第7話

 肩に雷珠を乗せて俺はリビングに向かう。自室のドアを開いて廊下を確認するがクロは居ない。それならクロは1階に居るのだろう。


 そのまま階段を降りていると、リビングのドアの隙間からクロが現れる。クロは階段の上に居る俺を、特に俺の肩の上に乗っている雷珠を敵意の籠った眼差しで睨み付ける。


 「にゃーー!!」


 「さっきはよくもやってくれたな!ボコボコにしてやるよ!」


 肩から飛び降りる雷珠。そんな雷珠を狙って階段をクロは駆け上がる。


 「うぉおおおおお!!!!!!」


 階段を登ってくるクロに向かって雷珠が階段を飛び降りてクロに殴り掛かる。


 「へぶッ!!」


 だが、クロに攻撃が命中するどころかクロの猫パンチを受けて空中から階段へと叩き落とされる。


 「クロ!ストップ!!」


 「にゃ!!」


 クロに止まる様に呼び掛けると、クロは俺の方を見て動きを止めた。その隙に俺は雷珠を回収して懐で庇う。


 「はぁ。で、雷珠。大丈夫なのか?」


 「も、問題ない。ようやく身体を動かせる様になったけど、元の身体と比べて動きずらいから負けただけだからな!本当だぞ!」


 「あーうん、分かったよ。」


 雷珠が本当に強いのかどうか疑わしいし、このままだと敵対的な怪異に襲われた時、かなり危険な事になりそうだ。


 未だに俺の懐で庇われている雷珠を睨み付けてクロは「にゃーにゃー、しゃーしゃー」言っている。


 そんなクロを雷珠を庇うのに使っている腕で捕獲すると、片手にクロを抱いて、雷珠を片手に持ってリビングに向かった。


 「ハジメちゃん、どうしたの?クロちゃん、そんなに興奮しちゃって。」


 「小鬼の雷珠を見つけると、クロはこんな感じになるんだよ。」


 「雷珠?それが小鬼の子の名前なの?」


 「うん、そうだよ。」


 今の雷珠はデバイスの式神契約の設定を弄ったお陰で討滅士の才能が低い人でも姿や声を見て聞く事が出来る状態だ。


 「よろしくな!」


 「雷珠ちゃんね。これからハジメちゃんをよろしくね。」


 「ああ!任せるた良い!」


 胸を張っている雷珠だが、さっきクロに負けたのに調子がいい事だ。だけど、そんな雷珠は俺の知らない事をいっぱい知っているのだから頼りになりはするのだろう。


 「それでお母さんに相談が2つあるんだ。聞いてくれる?」


 「良いわよ。それで何かな?ハジメちゃん。」


 まずは雷珠が出した条件の1つである雷珠の食事とお酒の件から話して行った。


 「雷珠ちゃんのご飯ね。もちろん良いわよ。でもお酒か〜、うちは誰も飲まないからねぇ。どれくらい欲しいの?雷珠ちゃん。」


 「一日コップに一杯で良いぞ!」


 「それなら良いかな。でも、雷珠ちゃん用の食器も用意しないとね。流石に雷珠ちゃんに丁度良い食器はないものね。あっ、でもあれが使えるかしら!」


 そう言ってお母さんはリビングから出て行った。それから2階に上がったお母さんは、姉さんが昔に遊びに使っていた人形用のプラスチックの食器類を持って来たのだ。

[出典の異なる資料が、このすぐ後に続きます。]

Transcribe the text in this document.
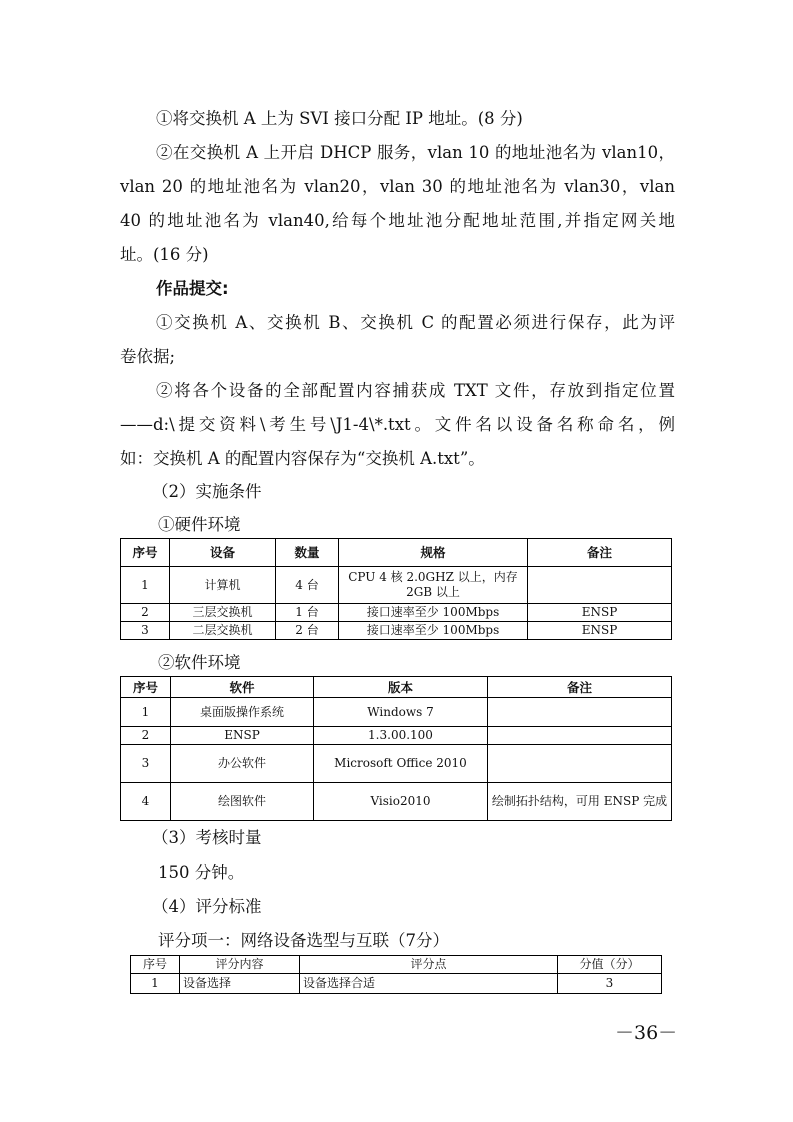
①将交换机 A 上为 SVI 接口分配 IP 地址。(8 分)

②在交换机 A 上开启 DHCP 服务，vlan 10 的地址池名为 vlan10，

vlan 20 的地址池名为 vlan20，vlan 30 的地址池名为 vlan30，vlan

40 的地址池名为 vlan40,给每个地址池分配地址范围,并指定网关地

址。(16 分)

作品提交:

①交换机 A、交换机 B、交换机 C 的配置必须进行保存，此为评

卷依据;

②将各个设备的全部配置内容捕获成 TXT 文件，存放到指定位置

——d:\提交资料\考生号\J1-4\*.txt。文件名以设备名称命名，例

如：交换机 A 的配置内容保存为“交换机 A.txt”。

（2）实施条件

①硬件环境

序号	设备	数量	规格	备注
1	计算机	4 台	CPU 4 核 2.0GHZ 以上，内存 2GB 以上	
2	三层交换机	1 台	接口速率至少 100Mbps	ENSP
3	二层交换机	2 台	接口速率至少 100Mbps	ENSP

②软件环境

序号	软件	版本	备注
1	桌面版操作系统	Windows 7	
2	ENSP	1.3.00.100	
3	办公软件	Microsoft Office 2010	
4	绘图软件	Visio2010	绘制拓扑结构，可用 ENSP 完成

（3）考核时量

150 分钟。

（4）评分标准

评分项一：网络设备选型与互联（7分）

序号	评分内容	评分点	分值（分）
1	设备选择	设备选择合适	3
－36－
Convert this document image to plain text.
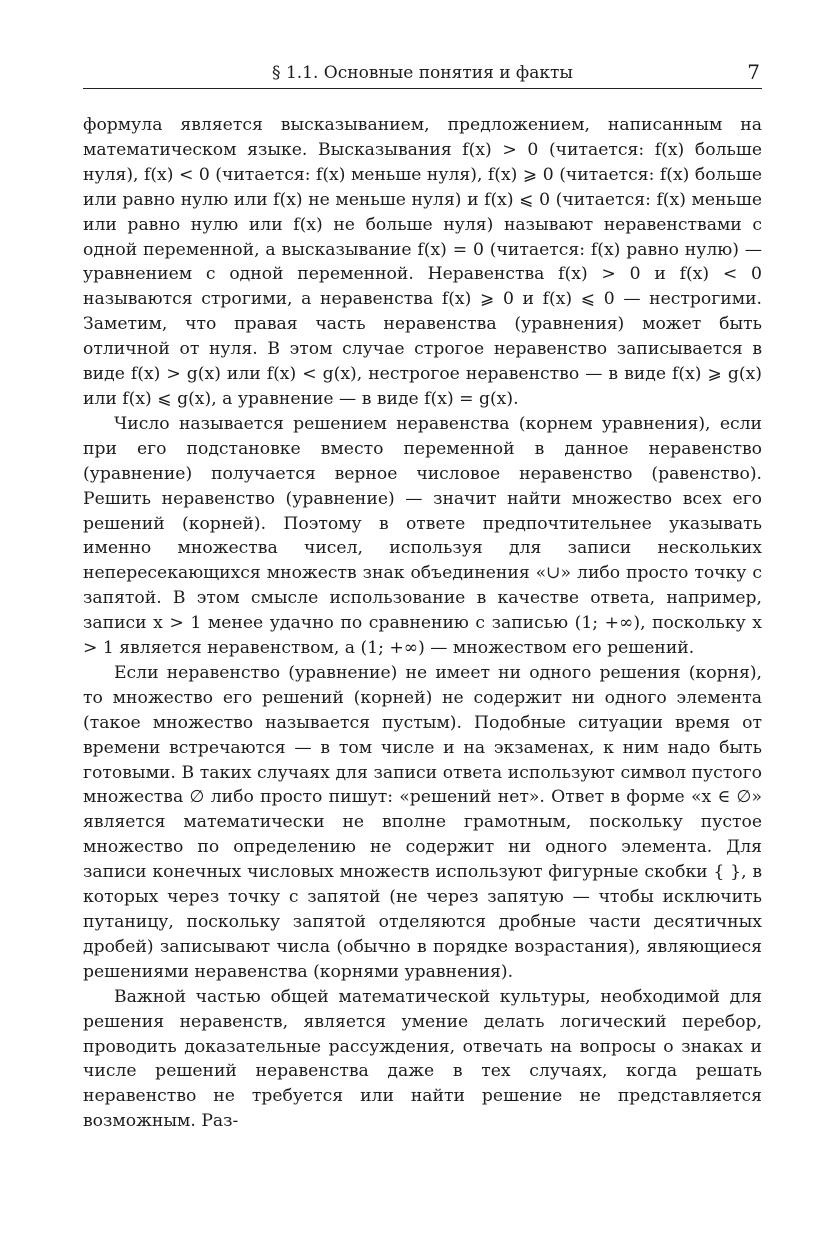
§ 1.1. Основные понятия и факты	7

формула является высказыванием, предложением, написанным на математическом языке. Высказывания f(x) > 0 (читается: f(x) больше нуля), f(x) < 0 (читается: f(x) меньше нуля), f(x) ⩾ 0 (читается: f(x) больше или равно нулю или f(x) не меньше нуля) и f(x) ⩽ 0 (читается: f(x) меньше или равно нулю или f(x) не больше нуля) называют неравенствами с одной переменной, а высказывание f(x) = 0 (читается: f(x) равно нулю) — уравнением с одной переменной. Неравенства f(x) > 0 и f(x) < 0 называются строгими, а неравенства f(x) ⩾ 0 и f(x) ⩽ 0 — нестрогими. Заметим, что правая часть неравенства (уравнения) может быть отличной от нуля. В этом случае строгое неравенство записывается в виде f(x) > g(x) или f(x) < g(x), нестрогое неравенство — в виде f(x) ⩾ g(x) или f(x) ⩽ g(x), а уравнение — в виде f(x) = g(x).

Число называется решением неравенства (корнем уравнения), если при его подстановке вместо переменной в данное неравенство (уравнение) получается верное числовое неравенство (равенство). Решить неравенство (уравнение) — значит найти множество всех его решений (корней). Поэтому в ответе предпочтительнее указывать именно множества чисел, используя для записи нескольких непересекающихся множеств знак объединения «∪» либо просто точку с запятой. В этом смысле использование в качестве ответа, например, записи x > 1 менее удачно по сравнению с записью (1; +∞), поскольку x > 1 является неравенством, а (1; +∞) — множеством его решений.

Если неравенство (уравнение) не имеет ни одного решения (корня), то множество его решений (корней) не содержит ни одного элемента (такое множество называется пустым). Подобные ситуации время от времени встречаются — в том числе и на экзаменах, к ним надо быть готовыми. В таких случаях для записи ответа используют символ пустого множества ∅ либо просто пишут: «решений нет». Ответ в форме «x ∈ ∅» является математически не вполне грамотным, поскольку пустое множество по определению не содержит ни одного элемента. Для записи конечных числовых множеств используют фигурные скобки { }, в которых через точку с запятой (не через запятую — чтобы исключить путаницу, поскольку запятой отделяются дробные части десятичных дробей) записывают числа (обычно в порядке возрастания), являющиеся решениями неравенства (корнями уравнения).

Важной частью общей математической культуры, необходимой для решения неравенств, является умение делать логический перебор, проводить доказательные рассуждения, отвечать на вопросы о знаках и числе решений неравенства даже в тех случаях, когда решать неравенство не требуется или найти решение не представляется возможным. Раз-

 「使えるかどうか、ちょっと見てくれるかな?雷珠ちゃん。」


 「おお、構わないぞ!」


 雷珠の前には雷珠の身体のサイズに合うオモチャの食器が並べられる。それを雷珠自身が使えるのかを確かめると、問題なく使えそうだった。


 「問題なさそうね。雷珠ちゃんにはこれを使って貰いましょう。それでハジメちゃん、他には何があるの?」


 次も問題だが、これはもっと難しい問題だ。お母さんにクロが怪異化した事を伝える。それも雷珠のクロが怪異になった予想も含めてだ。

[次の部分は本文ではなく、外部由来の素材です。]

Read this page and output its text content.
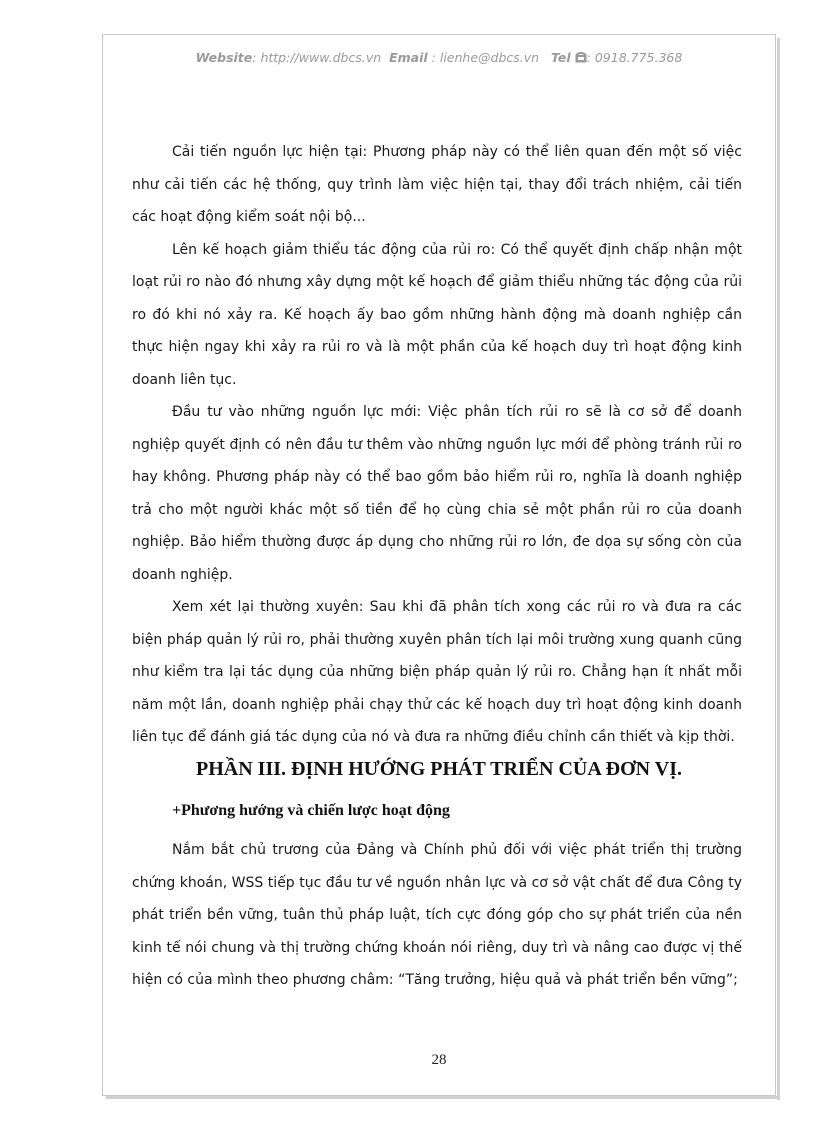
Website: http://www.dbcs.vn Email : lienhe@dbcs.vn Tel : 0918.775.368

Cải tiến nguồn lực hiện tại: Phương pháp này có thể liên quan đến một số việc như cải tiến các hệ thống, quy trình làm việc hiện tại, thay đổi trách nhiệm, cải tiến các hoạt động kiểm soát nội bộ...

Lên kế hoạch giảm thiểu tác động của rủi ro: Có thể quyết định chấp nhận một loạt rủi ro nào đó nhưng xây dựng một kế hoạch để giảm thiểu những tác động của rủi ro đó khi nó xảy ra. Kế hoạch ấy bao gồm những hành động mà doanh nghiệp cần thực hiện ngay khi xảy ra rủi ro và là một phần của kế hoạch duy trì hoạt động kinh doanh liên tục.

Đầu tư vào những nguồn lực mới: Việc phân tích rủi ro sẽ là cơ sở để doanh nghiệp quyết định có nên đầu tư thêm vào những nguồn lực mới để phòng tránh rủi ro hay không. Phương pháp này có thể bao gồm bảo hiểm rủi ro, nghĩa là doanh nghiệp trả cho một người khác một số tiền để họ cùng chia sẻ một phần rủi ro của doanh nghiệp. Bảo hiểm thường được áp dụng cho những rủi ro lớn, đe dọa sự sống còn của doanh nghiệp.

Xem xét lại thường xuyên: Sau khi đã phân tích xong các rủi ro và đưa ra các biện pháp quản lý rủi ro, phải thường xuyên phân tích lại môi trường xung quanh cũng như kiểm tra lại tác dụng của những biện pháp quản lý rủi ro. Chẳng hạn ít nhất mỗi năm một lần, doanh nghiệp phải chạy thử các kế hoạch duy trì hoạt động kinh doanh liên tục để đánh giá tác dụng của nó và đưa ra những điều chỉnh cần thiết và kịp thời.

PHẦN III. ĐỊNH HƯỚNG PHÁT TRIỂN CỦA ĐƠN VỊ.
+Phương hướng và chiến lược hoạt động

Nắm bắt chủ trương của Đảng và Chính phủ đối với việc phát triển thị trường chứng khoán, WSS tiếp tục đầu tư về nguồn nhân lực và cơ sở vật chất để đưa Công ty phát triển bền vững, tuân thủ pháp luật, tích cực đóng góp cho sự phát triển của nền kinh tế nói chung và thị trường chứng khoán nói riêng, duy trì và nâng cao được vị thế hiện có của mình theo phương châm: “Tăng trưởng, hiệu quả và phát triển bền vững”;

28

 「なるほどね。私もクロちゃんが何もない場所を攻撃したり、追い掛けます姿を見てたけど、それは家の中に怪異が居たのかもね。」


 「それでさ、クロが怪異として狙われない様に式神にした方が良いみたいなんだ。クロを式神にしても良いかな?」


 未だに雷珠を睨み付けながら、俺の膝の上で撫でられてゴロゴロと器用な事をしているクロを見る。


 「そうね。そうじゃないとクロちゃんが危ないならそうすべきね。少し待っててね。藤堂さんに話を聞いてみるから。」


 死霊の怪異から襲われた時に助けてくれた藤堂討滅士にお母さんが連絡を取っている間に、クロを落ち着かせ様とするが、クロの興奮の原因である雷珠が居るから落ち着かない様だ。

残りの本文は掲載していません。